The following are some highlights of spending items in the city's $18 million budget: $1.7 million for the addition of wells to the city's water system; $525,000 for Corridor of Commerce streetscape work on Court Street from Fourth Street to Seventh Street; $50,000 for the Northwest Park tennis courts overlay; $100,000 to transform the former tennis courts at Graham Park into two regulation-sized basketball courts; $650,000 for Merchants Park rehabilitation; $50,000 for a bandshell upgrade at Graham Park; and $50,000 for emerald ash borer infestation planning and pre-emptive removals; and $58,000 for three new outdoor warning sirens.
A $1.5 million street project will involve issuing $800,000 in general-obligation bond debt to be financed over three years with about $230,000 going toward the debt in fiscal year 2015.
The council dropped plans for any funding in the next fiscal year's budget of a dog park in the city.
Under the approved budget, commercial property owners will see a 16 percent increase in their city tax bills this coming fiscal year. Meanwhile, homeowners in Carroll will face 6 to 7 percent increases in their city property tax.
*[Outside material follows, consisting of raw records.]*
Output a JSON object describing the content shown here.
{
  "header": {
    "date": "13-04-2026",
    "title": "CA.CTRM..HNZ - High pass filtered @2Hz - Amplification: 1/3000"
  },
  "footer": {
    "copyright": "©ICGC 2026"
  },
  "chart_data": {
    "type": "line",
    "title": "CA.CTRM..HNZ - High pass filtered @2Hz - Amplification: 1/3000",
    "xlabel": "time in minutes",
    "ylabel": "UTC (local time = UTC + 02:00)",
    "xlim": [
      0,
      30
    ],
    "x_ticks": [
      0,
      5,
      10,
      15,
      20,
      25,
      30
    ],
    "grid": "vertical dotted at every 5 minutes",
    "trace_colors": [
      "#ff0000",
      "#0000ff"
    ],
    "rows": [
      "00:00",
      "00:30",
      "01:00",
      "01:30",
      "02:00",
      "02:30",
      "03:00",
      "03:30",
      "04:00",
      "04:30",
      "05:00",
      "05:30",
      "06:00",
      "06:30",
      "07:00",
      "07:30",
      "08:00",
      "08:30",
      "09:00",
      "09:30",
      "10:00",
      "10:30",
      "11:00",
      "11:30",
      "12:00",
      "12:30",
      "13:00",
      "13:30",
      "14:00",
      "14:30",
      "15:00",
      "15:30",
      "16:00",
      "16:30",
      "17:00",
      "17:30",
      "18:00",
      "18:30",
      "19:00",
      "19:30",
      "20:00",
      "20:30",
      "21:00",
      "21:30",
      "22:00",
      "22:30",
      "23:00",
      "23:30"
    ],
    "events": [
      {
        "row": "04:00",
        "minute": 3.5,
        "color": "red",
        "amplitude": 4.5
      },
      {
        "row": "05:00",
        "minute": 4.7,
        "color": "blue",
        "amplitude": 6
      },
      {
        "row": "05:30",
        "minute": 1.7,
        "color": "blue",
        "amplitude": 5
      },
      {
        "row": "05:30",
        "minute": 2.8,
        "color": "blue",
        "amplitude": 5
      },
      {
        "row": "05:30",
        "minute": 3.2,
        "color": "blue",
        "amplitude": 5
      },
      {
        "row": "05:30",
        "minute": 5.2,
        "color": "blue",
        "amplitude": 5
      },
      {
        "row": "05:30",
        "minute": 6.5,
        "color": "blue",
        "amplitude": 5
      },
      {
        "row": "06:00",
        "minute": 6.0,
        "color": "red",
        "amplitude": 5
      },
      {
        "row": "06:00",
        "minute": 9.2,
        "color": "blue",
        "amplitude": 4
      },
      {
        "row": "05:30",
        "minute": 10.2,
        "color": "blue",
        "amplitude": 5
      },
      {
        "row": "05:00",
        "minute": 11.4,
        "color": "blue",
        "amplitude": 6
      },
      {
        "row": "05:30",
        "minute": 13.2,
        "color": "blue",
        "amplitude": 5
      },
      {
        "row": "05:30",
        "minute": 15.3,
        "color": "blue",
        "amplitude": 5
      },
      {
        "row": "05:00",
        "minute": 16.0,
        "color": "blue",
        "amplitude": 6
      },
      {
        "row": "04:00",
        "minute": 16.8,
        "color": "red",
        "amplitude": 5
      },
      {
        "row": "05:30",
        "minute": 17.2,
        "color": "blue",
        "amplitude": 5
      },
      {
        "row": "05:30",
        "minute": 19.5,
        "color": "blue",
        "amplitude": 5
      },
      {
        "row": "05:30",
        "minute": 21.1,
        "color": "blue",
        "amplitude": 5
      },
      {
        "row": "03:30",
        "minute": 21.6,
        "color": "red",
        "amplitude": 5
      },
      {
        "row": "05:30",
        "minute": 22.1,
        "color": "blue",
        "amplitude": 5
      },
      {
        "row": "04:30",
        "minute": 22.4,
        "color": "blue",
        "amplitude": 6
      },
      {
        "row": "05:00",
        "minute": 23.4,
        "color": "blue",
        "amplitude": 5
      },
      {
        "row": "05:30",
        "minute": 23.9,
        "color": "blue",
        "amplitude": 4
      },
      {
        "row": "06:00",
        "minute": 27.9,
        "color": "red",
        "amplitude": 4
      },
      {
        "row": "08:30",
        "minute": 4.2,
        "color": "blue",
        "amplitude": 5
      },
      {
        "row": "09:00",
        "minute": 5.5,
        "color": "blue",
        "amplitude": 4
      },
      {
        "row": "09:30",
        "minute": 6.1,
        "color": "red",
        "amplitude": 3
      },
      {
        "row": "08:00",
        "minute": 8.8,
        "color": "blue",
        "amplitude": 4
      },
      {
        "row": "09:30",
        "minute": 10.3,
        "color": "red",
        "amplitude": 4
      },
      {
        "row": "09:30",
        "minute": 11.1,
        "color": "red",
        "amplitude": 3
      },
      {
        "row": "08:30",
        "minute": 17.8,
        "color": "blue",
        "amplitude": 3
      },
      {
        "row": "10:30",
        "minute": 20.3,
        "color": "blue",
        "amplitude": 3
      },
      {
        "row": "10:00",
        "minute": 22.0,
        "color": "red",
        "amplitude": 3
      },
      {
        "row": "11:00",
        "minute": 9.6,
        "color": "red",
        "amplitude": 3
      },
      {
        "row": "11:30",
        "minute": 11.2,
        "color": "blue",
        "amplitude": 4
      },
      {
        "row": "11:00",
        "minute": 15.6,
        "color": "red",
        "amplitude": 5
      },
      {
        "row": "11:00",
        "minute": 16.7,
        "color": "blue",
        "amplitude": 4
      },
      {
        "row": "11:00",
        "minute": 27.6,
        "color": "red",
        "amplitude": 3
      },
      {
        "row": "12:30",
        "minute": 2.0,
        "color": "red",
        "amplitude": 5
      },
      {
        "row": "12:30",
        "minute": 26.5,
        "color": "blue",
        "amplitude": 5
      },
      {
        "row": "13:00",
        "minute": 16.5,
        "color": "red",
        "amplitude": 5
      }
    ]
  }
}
The reason for the increase stems from state equalization orders increasing the assessed value of all commercial property in Carroll County by 32 percent and the value of residential property by 10 percent. The orders are based on a review of property sales and a state analysis showing the selling prices well out in front of the values on which property is actually taxed.
The council approved a city tax rate from $12.90 per $1,000 valuation to $11.98 per $1,000 valuation - a 7.4 percent decrease.
The result of the equalization orders and the proposed levy would mean a home assessed at $120,000 for the current tax year's purposes has jumped in value to $132,000. Owners of such properties will pay $802 in city taxes, up from $755, a $47 increase, under the plan.
A commercial property that had been assessed at $1 million for the current tax year is now assessed at $1.32 million and gets a 16 percent hit with taxes jumping $2,123 from $12,905 to $15,028. (These figures represent only the city askings. The county, school district and Des Moines Area Community College also tax property.)
The actual increase in property tax revenue for the city from this year to the next fiscal cycle would be roughly $350,000.
City Finance director Laura Schaefer will file the budget with Carroll County Auditor's Office and state officials.